In the news, that is.
I've made no secret of the fact that I'd love to see New York City Mayor Michael Bloomberg enter the presidential race, if only to liven things up a bit. Why Bloomberg? Not necessarily because I'm a huge fan but because he's got the money and the name recognition to mount a serious campaign as an independent, something we haven't seen since Ross Perot ran in 1992.
After insisting that he would not run for president, Bloomberg dropped out of the presidential news for a while. But now he's back, offering to host the first of what I hope, and many others hope, will be a series of town hall meetings between Barack Obama and John McCain.
Bloomberg's offer was made in conjunction with ABC News, which both candidates wisely rejected given the awfulness of the final Democratic debate. But the mayor, minus ABC, could still pull it off.

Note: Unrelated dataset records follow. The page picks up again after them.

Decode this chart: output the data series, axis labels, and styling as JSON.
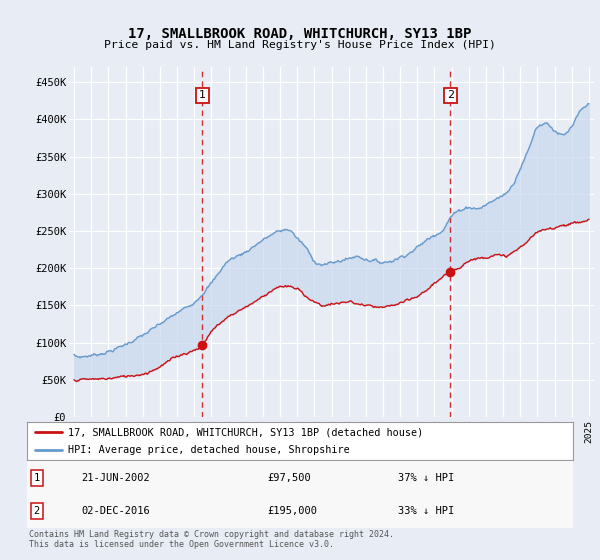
{
  "title": "17, SMALLBROOK ROAD, WHITCHURCH, SY13 1BP",
  "subtitle": "Price paid vs. HM Land Registry's House Price Index (HPI)",
  "bg_color": "#e8edf5",
  "plot_bg_color": "#e8edf5",
  "grid_color": "#ffffff",
  "hpi_color": "#6699cc",
  "price_color": "#cc1111",
  "dashed_color": "#cc1111",
  "fill_color": "#c8d8ee",
  "sale1_date": 2002.47,
  "sale1_price": 97500,
  "sale2_date": 2016.92,
  "sale2_price": 195000,
  "ylim": [
    0,
    470000
  ],
  "xlim_start": 1994.7,
  "xlim_end": 2025.3,
  "footer_line1": "Contains HM Land Registry data © Crown copyright and database right 2024.",
  "footer_line2": "This data is licensed under the Open Government Licence v3.0.",
  "legend_line1": "17, SMALLBROOK ROAD, WHITCHURCH, SY13 1BP (detached house)",
  "legend_line2": "HPI: Average price, detached house, Shropshire",
  "sale1_text": "21-JUN-2002",
  "sale1_pct": "37% ↓ HPI",
  "sale2_text": "02-DEC-2016",
  "sale2_pct": "33% ↓ HPI"
}
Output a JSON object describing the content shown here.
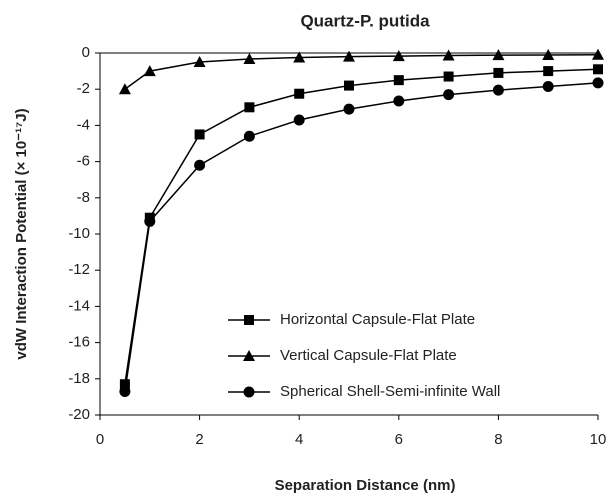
{
  "chart_data": {
    "type": "line",
    "title": "Quartz-P. putida",
    "x_label": "Separation Distance (nm)",
    "y_label": "vdW Interaction Potential (× 10⁻¹⁷J)",
    "x": [
      0.5,
      1,
      2,
      3,
      4,
      5,
      6,
      7,
      8,
      9,
      10
    ],
    "series": [
      {
        "name": "Horizontal Capsule-Flat Plate",
        "color": "#000000",
        "marker": "square",
        "values": [
          -18.3,
          -9.1,
          -4.5,
          -3.0,
          -2.25,
          -1.8,
          -1.5,
          -1.3,
          -1.1,
          -1.0,
          -0.9
        ]
      },
      {
        "name": "Vertical Capsule-Flat Plate",
        "color": "#000000",
        "marker": "triangle",
        "values": [
          -2.0,
          -1.0,
          -0.5,
          -0.33,
          -0.25,
          -0.2,
          -0.17,
          -0.14,
          -0.12,
          -0.11,
          -0.1
        ]
      },
      {
        "name": "Spherical Shell-Semi-infinite Wall",
        "color": "#000000",
        "marker": "circle",
        "values": [
          -18.7,
          -9.3,
          -6.2,
          -4.6,
          -3.7,
          -3.1,
          -2.65,
          -2.3,
          -2.05,
          -1.85,
          -1.65
        ]
      }
    ],
    "xlim": [
      0,
      10
    ],
    "xticks": [
      0,
      2,
      4,
      6,
      8,
      10
    ],
    "ylim": [
      -20,
      0
    ],
    "yticks": [
      0,
      -2,
      -4,
      -6,
      -8,
      -10,
      -12,
      -14,
      -16,
      -18,
      -20
    ],
    "grid": false,
    "legend": "lower right"
  }
}
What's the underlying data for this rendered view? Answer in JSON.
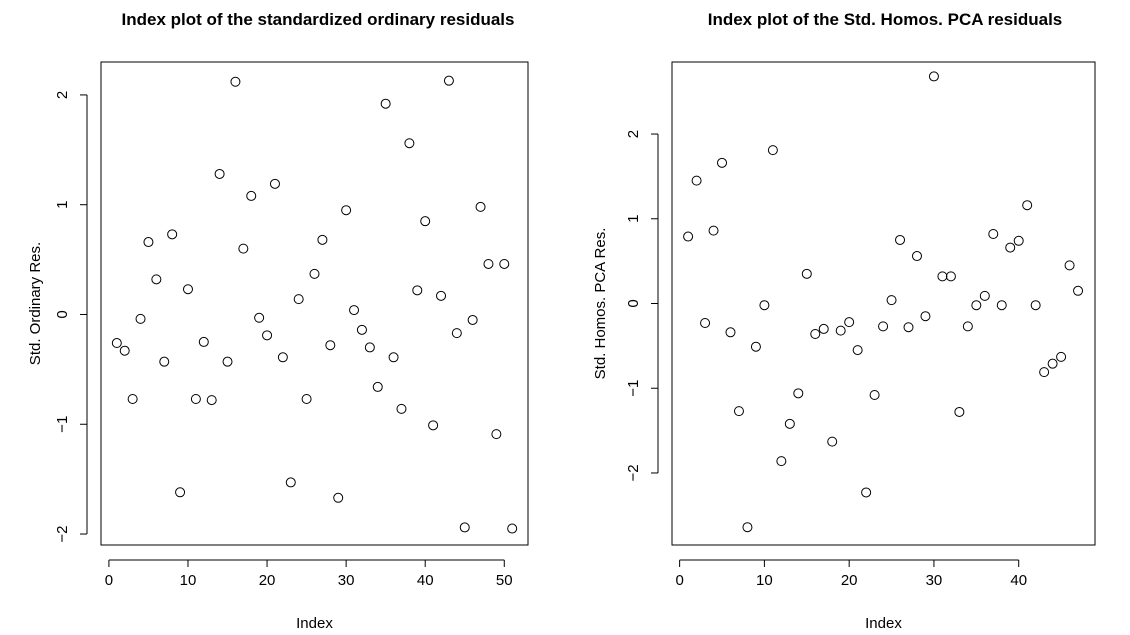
{
  "chart_data": [
    {
      "type": "scatter",
      "title": "Index plot of the standardized ordinary residuals",
      "xlabel": "Index",
      "ylabel": "Std. Ordinary Res.",
      "xlim": [
        -1,
        53
      ],
      "ylim": [
        -2.1,
        2.3
      ],
      "xticks": [
        0,
        10,
        20,
        30,
        40,
        50
      ],
      "yticks": [
        -2,
        -1,
        0,
        1,
        2
      ],
      "grid": false,
      "x": [
        1,
        2,
        3,
        4,
        5,
        6,
        7,
        8,
        9,
        10,
        11,
        12,
        13,
        14,
        15,
        16,
        17,
        18,
        19,
        20,
        21,
        22,
        23,
        24,
        25,
        26,
        27,
        28,
        29,
        30,
        31,
        32,
        33,
        34,
        35,
        36,
        37,
        38,
        39,
        40,
        41,
        42,
        43,
        44,
        45,
        46,
        47,
        48,
        49,
        50,
        51
      ],
      "y": [
        -0.26,
        -0.33,
        -0.77,
        -0.04,
        0.66,
        0.32,
        -0.43,
        0.73,
        -1.62,
        0.23,
        -0.77,
        -0.25,
        -0.78,
        1.28,
        -0.43,
        2.12,
        0.6,
        1.08,
        -0.03,
        -0.19,
        1.19,
        -0.39,
        -1.53,
        0.14,
        -0.77,
        0.37,
        0.68,
        -0.28,
        -1.67,
        0.95,
        0.04,
        -0.14,
        -0.3,
        -0.66,
        1.92,
        -0.39,
        -0.86,
        1.56,
        0.22,
        0.85,
        -1.01,
        0.17,
        2.13,
        -0.17,
        -1.94,
        -0.05,
        0.98,
        0.46,
        -1.09,
        0.46,
        -1.95
      ]
    },
    {
      "type": "scatter",
      "title": "Index plot of the Std. Homos. PCA residuals",
      "xlabel": "Index",
      "ylabel": "Std. Homos. PCA Res.",
      "xlim": [
        -0.9,
        49
      ],
      "ylim": [
        -2.85,
        2.85
      ],
      "xticks": [
        0,
        10,
        20,
        30,
        40
      ],
      "yticks": [
        -2,
        -1,
        0,
        1,
        2
      ],
      "grid": false,
      "x": [
        1,
        2,
        3,
        4,
        5,
        6,
        7,
        8,
        9,
        10,
        11,
        12,
        13,
        14,
        15,
        16,
        17,
        18,
        19,
        20,
        21,
        22,
        23,
        24,
        25,
        26,
        27,
        28,
        29,
        30,
        31,
        32,
        33,
        34,
        35,
        36,
        37,
        38,
        39,
        40,
        41,
        42,
        43,
        44,
        45,
        46,
        47
      ],
      "y": [
        0.79,
        1.45,
        -0.23,
        0.86,
        1.66,
        -0.34,
        -1.27,
        -2.64,
        -0.51,
        -0.02,
        1.81,
        -1.86,
        -1.42,
        -1.06,
        0.35,
        -0.36,
        -0.3,
        -1.63,
        -0.32,
        -0.22,
        -0.55,
        -2.23,
        -1.08,
        -0.27,
        0.04,
        0.75,
        -0.28,
        0.56,
        -0.15,
        2.68,
        0.32,
        0.32,
        -1.28,
        -0.27,
        -0.02,
        0.09,
        0.82,
        -0.02,
        0.66,
        0.74,
        1.16,
        -0.02,
        -0.81,
        -0.71,
        -0.63,
        0.45,
        0.15
      ]
    }
  ]
}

There's lots of speculation about what Bloomberg plans to do once his second term as mayor expires next year. By law, he can't run for a third term. What I love about all the speculation is this: The pundits readily acknowledge that Bloomberg could serve as a running-mate or potential cabinet member for either Obama or McCain. Really, how many politicians could you say that about? (After the fight-to-the-finish between Obama and Hillary Clinton, just imagine McCain and Obama duking it out over who's going to get Bloomberg...)
Like him or not, Bloomberg is one of the few high-profile officeholders who has managed to transcend partisan politics, get re-elected and retain the respect of both Democrats and Republicans in the process. Now that's saying something.